The purpose of this list is to highlight what are currently some of the best options, given how many there are to choose between. They are not all the same, some models are clearly better for gaming, others have a focus on home theater.
Regardless of which projector you are considering, the one constant is that you do need a dedicated ultra short throw ambient light rejecting screen to get the most out of it. But, that does not preclude using one of these UST projectors in a darkened room, as you would a traditional projector.
Why UST Projection?
UST projectors provide an interesting middle ground between flat-panel televisions and the front projection systems of dedicated home theaters.
So first, the most important thing to know: Despite what you may see in UST marketing photos, these are projectors, so they perform best in a darkened room. But because of the physics behind their design, where the light source is located beneath the screen and projecting at a very sharp angle, UST projectors can leverage the qualities of a lenticular screen. This allows the projector and screen combination to deliver significant contrast even in a bright room. this is because the specialized screen offers an extraordinarily effective rejection of light coming from above.

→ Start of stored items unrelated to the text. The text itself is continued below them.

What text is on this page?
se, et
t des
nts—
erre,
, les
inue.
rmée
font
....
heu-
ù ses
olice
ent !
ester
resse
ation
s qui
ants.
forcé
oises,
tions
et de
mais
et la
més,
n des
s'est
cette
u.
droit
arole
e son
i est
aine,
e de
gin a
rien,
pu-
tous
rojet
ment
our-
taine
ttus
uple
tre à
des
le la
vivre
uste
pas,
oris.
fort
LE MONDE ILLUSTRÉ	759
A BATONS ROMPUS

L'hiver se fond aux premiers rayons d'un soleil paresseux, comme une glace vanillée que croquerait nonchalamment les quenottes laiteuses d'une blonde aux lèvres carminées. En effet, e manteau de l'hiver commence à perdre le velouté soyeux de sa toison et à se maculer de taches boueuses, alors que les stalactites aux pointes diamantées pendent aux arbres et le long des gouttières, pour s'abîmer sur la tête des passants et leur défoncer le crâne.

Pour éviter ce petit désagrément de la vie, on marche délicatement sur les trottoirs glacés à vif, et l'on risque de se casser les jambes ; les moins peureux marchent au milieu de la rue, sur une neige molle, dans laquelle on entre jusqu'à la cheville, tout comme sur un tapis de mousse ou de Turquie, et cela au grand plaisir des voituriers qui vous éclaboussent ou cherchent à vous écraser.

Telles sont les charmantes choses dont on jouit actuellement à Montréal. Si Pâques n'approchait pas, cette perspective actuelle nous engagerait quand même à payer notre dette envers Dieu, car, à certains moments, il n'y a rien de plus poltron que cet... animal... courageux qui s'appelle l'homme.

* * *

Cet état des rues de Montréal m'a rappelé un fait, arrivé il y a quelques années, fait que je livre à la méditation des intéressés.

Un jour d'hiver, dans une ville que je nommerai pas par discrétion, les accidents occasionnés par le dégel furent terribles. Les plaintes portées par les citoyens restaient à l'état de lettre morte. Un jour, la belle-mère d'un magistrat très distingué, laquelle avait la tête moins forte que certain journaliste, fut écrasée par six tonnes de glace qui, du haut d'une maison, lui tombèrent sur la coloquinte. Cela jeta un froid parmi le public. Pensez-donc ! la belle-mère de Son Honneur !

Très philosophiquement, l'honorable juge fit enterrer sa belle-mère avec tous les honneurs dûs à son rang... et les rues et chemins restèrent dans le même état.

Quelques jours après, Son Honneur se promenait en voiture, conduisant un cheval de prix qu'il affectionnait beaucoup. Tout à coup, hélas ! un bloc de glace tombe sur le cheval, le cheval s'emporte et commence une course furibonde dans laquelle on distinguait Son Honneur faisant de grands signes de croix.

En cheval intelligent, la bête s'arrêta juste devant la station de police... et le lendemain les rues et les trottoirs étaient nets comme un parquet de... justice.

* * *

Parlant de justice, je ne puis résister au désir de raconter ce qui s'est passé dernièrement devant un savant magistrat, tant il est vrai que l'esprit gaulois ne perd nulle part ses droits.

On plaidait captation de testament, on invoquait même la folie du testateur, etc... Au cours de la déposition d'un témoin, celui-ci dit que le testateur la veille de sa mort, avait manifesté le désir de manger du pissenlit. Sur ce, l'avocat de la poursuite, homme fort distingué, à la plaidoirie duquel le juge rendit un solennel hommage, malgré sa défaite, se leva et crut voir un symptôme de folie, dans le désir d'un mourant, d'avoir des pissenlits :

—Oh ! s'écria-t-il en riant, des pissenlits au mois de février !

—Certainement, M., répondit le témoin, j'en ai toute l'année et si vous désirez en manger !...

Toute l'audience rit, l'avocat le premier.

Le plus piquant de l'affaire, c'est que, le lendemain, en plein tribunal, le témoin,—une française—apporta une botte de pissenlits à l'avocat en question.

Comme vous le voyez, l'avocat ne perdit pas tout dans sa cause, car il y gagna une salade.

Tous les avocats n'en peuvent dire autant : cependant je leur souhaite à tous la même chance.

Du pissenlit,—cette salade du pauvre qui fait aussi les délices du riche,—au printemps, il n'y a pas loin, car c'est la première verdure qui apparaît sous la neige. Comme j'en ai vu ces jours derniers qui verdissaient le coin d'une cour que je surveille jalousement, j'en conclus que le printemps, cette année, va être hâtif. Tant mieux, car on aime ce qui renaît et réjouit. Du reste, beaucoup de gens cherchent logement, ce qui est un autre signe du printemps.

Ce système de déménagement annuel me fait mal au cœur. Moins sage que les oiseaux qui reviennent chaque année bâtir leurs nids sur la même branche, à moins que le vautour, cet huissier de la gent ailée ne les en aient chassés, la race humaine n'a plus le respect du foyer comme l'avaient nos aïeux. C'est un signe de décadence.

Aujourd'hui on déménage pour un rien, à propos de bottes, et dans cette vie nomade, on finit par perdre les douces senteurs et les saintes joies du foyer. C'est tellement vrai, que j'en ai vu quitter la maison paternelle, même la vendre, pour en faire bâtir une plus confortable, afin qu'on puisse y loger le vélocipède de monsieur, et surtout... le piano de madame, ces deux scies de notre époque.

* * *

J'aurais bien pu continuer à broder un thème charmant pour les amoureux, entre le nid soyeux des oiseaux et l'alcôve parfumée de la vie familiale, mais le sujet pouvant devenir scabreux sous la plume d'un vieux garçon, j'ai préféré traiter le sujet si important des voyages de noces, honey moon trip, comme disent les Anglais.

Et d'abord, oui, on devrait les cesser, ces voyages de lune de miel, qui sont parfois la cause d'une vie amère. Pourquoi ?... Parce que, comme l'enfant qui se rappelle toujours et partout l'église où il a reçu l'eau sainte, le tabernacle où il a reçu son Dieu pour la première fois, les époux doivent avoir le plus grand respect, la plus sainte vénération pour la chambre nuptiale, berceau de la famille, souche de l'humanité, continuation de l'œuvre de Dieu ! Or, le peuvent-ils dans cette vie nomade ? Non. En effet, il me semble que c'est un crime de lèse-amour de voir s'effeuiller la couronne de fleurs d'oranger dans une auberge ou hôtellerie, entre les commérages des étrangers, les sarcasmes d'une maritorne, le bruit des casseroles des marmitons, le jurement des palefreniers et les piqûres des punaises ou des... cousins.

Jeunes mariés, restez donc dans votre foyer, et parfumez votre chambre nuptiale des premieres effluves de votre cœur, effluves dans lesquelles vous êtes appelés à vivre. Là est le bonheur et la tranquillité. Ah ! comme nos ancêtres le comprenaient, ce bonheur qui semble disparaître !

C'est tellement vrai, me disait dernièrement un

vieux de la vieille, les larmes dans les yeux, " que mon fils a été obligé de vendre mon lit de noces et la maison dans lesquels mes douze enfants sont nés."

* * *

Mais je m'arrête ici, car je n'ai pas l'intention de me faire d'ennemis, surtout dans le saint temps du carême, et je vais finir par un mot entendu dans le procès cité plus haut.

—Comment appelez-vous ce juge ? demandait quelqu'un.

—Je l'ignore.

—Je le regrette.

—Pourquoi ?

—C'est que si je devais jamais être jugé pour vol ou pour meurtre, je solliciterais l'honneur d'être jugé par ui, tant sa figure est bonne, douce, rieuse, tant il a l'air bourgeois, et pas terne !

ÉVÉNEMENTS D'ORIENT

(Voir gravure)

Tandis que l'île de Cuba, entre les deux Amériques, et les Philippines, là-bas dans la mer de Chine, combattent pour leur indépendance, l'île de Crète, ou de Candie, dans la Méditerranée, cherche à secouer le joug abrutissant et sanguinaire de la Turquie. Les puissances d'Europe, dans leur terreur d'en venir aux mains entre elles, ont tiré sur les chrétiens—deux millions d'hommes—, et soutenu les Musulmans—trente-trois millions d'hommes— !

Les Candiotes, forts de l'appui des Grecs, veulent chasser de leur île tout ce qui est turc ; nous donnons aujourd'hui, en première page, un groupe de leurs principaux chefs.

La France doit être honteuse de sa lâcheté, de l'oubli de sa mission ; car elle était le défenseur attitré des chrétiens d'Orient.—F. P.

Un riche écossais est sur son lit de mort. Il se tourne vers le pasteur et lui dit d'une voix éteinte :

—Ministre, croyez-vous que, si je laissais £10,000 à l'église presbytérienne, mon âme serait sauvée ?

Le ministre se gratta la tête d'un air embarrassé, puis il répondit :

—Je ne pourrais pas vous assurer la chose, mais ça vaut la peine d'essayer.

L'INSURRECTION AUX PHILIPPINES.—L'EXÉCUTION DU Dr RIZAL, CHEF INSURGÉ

This is a key capability in living rooms, which typically have white ceilings that reflect back the light coming off the screen.
Concurrent to rejecting light from above, the lenticular UST screen is adept at reflecting as much of the projectors’ light output as possible. By comparison, ambient light rejecting screens that work with long throw projectors have issues with viewing angles, hot-spotting, and they're not as specifically effective at rejecting light coming from the ceiling. Plus, they just don't work with UST projectors, at all. In fact they do the opposite; they treat the light coming from a UST as rejectable light.
Another cool thing about UST projectors is they have dramatically dropped the price of 4K, high light output, laser-light-source projection. You will even find UST models that have triple-laser RGB light sources; these are projectors able to achieve extraordinarily wide color gamut reproduction—sometimes in excess of rec 2020.
An RGB triple-laser UST practically stands alone in terms of color gamut coverage. But finding something similar in a dedicated home theater, a long throw projector will cost an arm and a leg by comparison. This is why some users are exploring using USB projectors in home theater-like environments with totally controlled lighting.